James McAvoy and Michael Fassbender both play well, without being brilliant. As a wise professor with little baggage, McAvoy has the easier of the two roles. Fassbender, without being crude or cliché, illustrates well Erik’s transformation into Magneto. (Arguably, more time could have been given to this, and it could have made for some fascinating psychological viewing. This is just a personal opinion though.) Alas, much of what Erik says is true; yet, undoubtedly, the crucial message of the film – ‘that killing will not bring you peace’ – is put across emphatically by Charles, who fears for his friend. If one thinks about an angry group of hate-filled people against the West in our own age, we might get a true understanding for who that message is really aimed at.
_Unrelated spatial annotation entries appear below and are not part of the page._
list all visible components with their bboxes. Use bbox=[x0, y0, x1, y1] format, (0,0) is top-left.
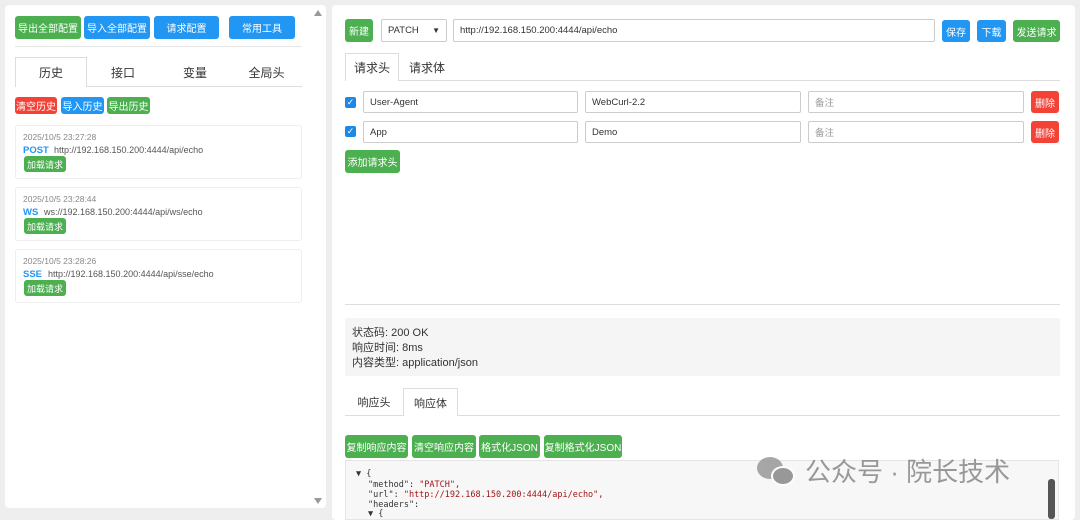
tab-response-body[interactable]: 响应体 bbox=[403, 388, 458, 416]
import-all-config-button[interactable]: 导入全部配置 bbox=[84, 16, 150, 39]
history-time: 2025/10/5 23:27:28 bbox=[23, 132, 97, 142]
left-scrollbar[interactable] bbox=[312, 8, 324, 506]
history-item[interactable]: 2025/10/5 23:28:44 WS ws://192.168.150.2… bbox=[15, 187, 302, 241]
tab-request-headers[interactable]: 请求头 bbox=[345, 53, 399, 81]
header-key-input[interactable]: App bbox=[363, 121, 578, 143]
json-line: ▼ { bbox=[368, 509, 383, 519]
scroll-down-icon[interactable] bbox=[314, 498, 322, 504]
response-time: 响应时间: 8ms bbox=[352, 342, 423, 354]
format-json-button[interactable]: 格式化JSON bbox=[479, 435, 540, 458]
method-value: PATCH bbox=[388, 25, 419, 36]
header-enabled-checkbox[interactable]: ✓ bbox=[345, 126, 356, 137]
divider bbox=[15, 46, 302, 47]
load-request-button[interactable]: 加载请求 bbox=[24, 218, 66, 234]
json-line: "method": "PATCH", bbox=[368, 480, 461, 490]
watermark-text: 公众号 · 院长技术 bbox=[805, 457, 1011, 487]
history-item[interactable]: 2025/10/5 23:27:28 POST http://192.168.1… bbox=[15, 125, 302, 179]
history-url: ws://192.168.150.200:4444/api/ws/echo bbox=[44, 207, 203, 217]
export-all-config-button[interactable]: 导出全部配置 bbox=[15, 16, 81, 39]
tab-global-headers[interactable]: 全局头 bbox=[231, 57, 302, 87]
save-button[interactable]: 保存 bbox=[942, 20, 970, 42]
download-button[interactable]: 下载 bbox=[977, 20, 1006, 42]
history-url: http://192.168.150.200:4444/api/echo bbox=[54, 145, 204, 155]
wechat-icon bbox=[757, 455, 797, 487]
history-time: 2025/10/5 23:28:44 bbox=[23, 194, 97, 204]
history-method: POST bbox=[23, 145, 49, 156]
export-history-button[interactable]: 导出历史 bbox=[107, 97, 150, 114]
collapse-toggle[interactable]: ▼ { bbox=[368, 509, 383, 519]
load-request-button[interactable]: 加载请求 bbox=[24, 280, 66, 296]
import-history-button[interactable]: 导入历史 bbox=[61, 97, 104, 114]
tab-response-headers[interactable]: 响应头 bbox=[345, 388, 403, 416]
common-tools-button[interactable]: 常用工具 bbox=[229, 16, 295, 39]
request-config-button[interactable]: 请求配置 bbox=[154, 16, 219, 39]
header-value-input[interactable]: WebCurl-2.2 bbox=[585, 91, 801, 113]
tab-variables[interactable]: 变量 bbox=[159, 57, 231, 87]
history-time: 2025/10/5 23:28:26 bbox=[23, 256, 97, 266]
header-key-input[interactable]: User-Agent bbox=[363, 91, 578, 113]
history-item[interactable]: 2025/10/5 23:28:26 SSE http://192.168.15… bbox=[15, 249, 302, 303]
send-request-button[interactable]: 发送请求 bbox=[1013, 20, 1060, 42]
header-note-input[interactable]: 备注 bbox=[808, 121, 1024, 143]
add-header-button[interactable]: 添加请求头 bbox=[345, 150, 400, 173]
watermark: 公众号 · 院长技术 bbox=[757, 452, 1010, 489]
scroll-up-icon[interactable] bbox=[314, 10, 322, 16]
delete-header-button[interactable]: 删除 bbox=[1031, 121, 1059, 143]
json-line: "url": "http://192.168.150.200:4444/api/… bbox=[368, 490, 604, 500]
header-value-input[interactable]: Demo bbox=[585, 121, 801, 143]
history-method: SSE bbox=[23, 269, 43, 280]
new-request-button[interactable]: 新建 bbox=[345, 19, 373, 42]
url-input[interactable]: http://192.168.150.200:4444/api/echo bbox=[453, 19, 935, 42]
tab-interfaces[interactable]: 接口 bbox=[87, 57, 159, 87]
tab-history[interactable]: 历史 bbox=[15, 57, 87, 87]
divider bbox=[345, 304, 1060, 305]
history-url: http://192.168.150.200:4444/api/sse/echo bbox=[48, 269, 214, 279]
code-scrollbar[interactable] bbox=[1048, 479, 1055, 519]
header-enabled-checkbox[interactable]: ✓ bbox=[345, 97, 356, 108]
header-note-input[interactable]: 备注 bbox=[808, 91, 1024, 113]
tab-request-body[interactable]: 请求体 bbox=[399, 53, 455, 81]
history-method: WS bbox=[23, 207, 39, 218]
load-request-button[interactable]: 加载请求 bbox=[24, 156, 66, 172]
chevron-down-icon: ▼ bbox=[432, 26, 440, 35]
delete-header-button[interactable]: 删除 bbox=[1031, 91, 1059, 113]
content-type: 内容类型: application/json bbox=[352, 357, 478, 369]
copy-formatted-json-button[interactable]: 复制格式化JSON bbox=[544, 435, 622, 458]
response-status-box: 状态码: 200 OK 响应时间: 8ms 内容类型: application/… bbox=[345, 318, 1060, 376]
json-line: ▼ { bbox=[356, 469, 371, 479]
status-code: 状态码: 200 OK bbox=[352, 327, 429, 339]
clear-history-button[interactable]: 清空历史 bbox=[15, 97, 57, 114]
clear-response-button[interactable]: 清空响应内容 bbox=[412, 435, 476, 458]
collapse-toggle[interactable]: ▼ { bbox=[356, 469, 371, 479]
method-select[interactable]: PATCH ▼ bbox=[381, 19, 447, 42]
copy-response-button[interactable]: 复制响应内容 bbox=[345, 435, 408, 458]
Charles and Erik are not, though, the only mutants seen in First Class. Although many of the bigger names of the later films do not feature, there are still some mutants that audiences may recognise. However, with exception of the beautiful, but insecure Raven/Mystique (Jennifer Lawrence – Winter’s Bone, The Beaver, The Hunger Games), none of the lesser characters are given much screen-time. Note though that all the women in the movie are gorgeous and sexy: Dr. Moira MacTaggart (Rose Byrne – 28 Weeks Later, Get Him to the Greek, Bridesmaids), Angel Salvadore (Zoe Kravitz – The Brave One, Californication) and, especially, Emma Frost/The White Queen (January Jones – Mad Men, Unknown, American Pie: The Wedding).

Two good friends happily playing chess. It is here that Charles voices his grave concern to Erik, regarding the latter’s desire for vengeance.

If the women and the differences between Charles and Erik are not enough to keep one entertained, the action scenes and the mutants’ supernatural powers should do the trick. The training sessions, wherein Charles teaches his mutant pupils how to control their abilities, are very funny. The special effects are not bad either. They may not always be great, but they adequately enhance the scenes.

All-in-all, First Class gives the viewers what they would want from this sort of film. It may not be as dark as other prequels; nonetheless, the movie has action, a good-looking cast, and poignant moral messages. Most importantly, the director, Matthew Vaughn (Kick-Ass, Stardust, Layer Cake) shows us how Charles and Erik became enemies and sets up the context for X-Men I, even if some of the major characters have yet to join.